Сначала робко, тонким ручейком в два пальца, не видным издали, но с каждой секундой желобок в песке размывался все глубже и шире, вода бежала все быстрее, и, подхваченные движением, все большие комья песка, крошась и разламываясь, неслись вместе с водой. В несколько минут перемычка растаяла. Коричневым, лавообразным потоком, толкая перед собой пухлые сгустки пены, амударьинская вода двинулась по сухому руслу готового участка.

В это время кто-то закричал озорным, залихватским голосом: «Даешь начальника!» — и несколько человек, подхватив Карабаша на руки, расталкивая толпу, тяжело засеменили к откосу.
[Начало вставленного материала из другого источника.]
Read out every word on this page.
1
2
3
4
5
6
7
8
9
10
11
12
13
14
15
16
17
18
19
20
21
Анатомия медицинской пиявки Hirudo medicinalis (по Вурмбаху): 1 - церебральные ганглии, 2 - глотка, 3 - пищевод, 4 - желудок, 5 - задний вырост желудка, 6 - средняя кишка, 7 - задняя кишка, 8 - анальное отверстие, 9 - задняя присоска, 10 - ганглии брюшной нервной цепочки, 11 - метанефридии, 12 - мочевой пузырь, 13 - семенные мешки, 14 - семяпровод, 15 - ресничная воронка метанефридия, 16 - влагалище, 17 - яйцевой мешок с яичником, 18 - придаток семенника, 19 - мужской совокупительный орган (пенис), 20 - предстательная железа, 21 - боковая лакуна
Начинался ритуал, которому должно было подчиниться. Под визг женщин и дружное хоровое «ура» Карабаш полетел в воду. Следом за ним схватили Гохберга, который тоже не сопротивлялся, когда его несли к воде, но по дороге вынимал из карманов и раздавал документы.

— Ура-а-а! — Растопырив руки, полетел в воду Гохберг.

— Ура-а-а! — Раскачали и бросили Ниязова.

— …а-а! — Как ни отбивался упрямый Байнуров, как ни кричал, что не умеет плавать, кинули и его лохматой головой вниз. Потом тут же вытянули на берег.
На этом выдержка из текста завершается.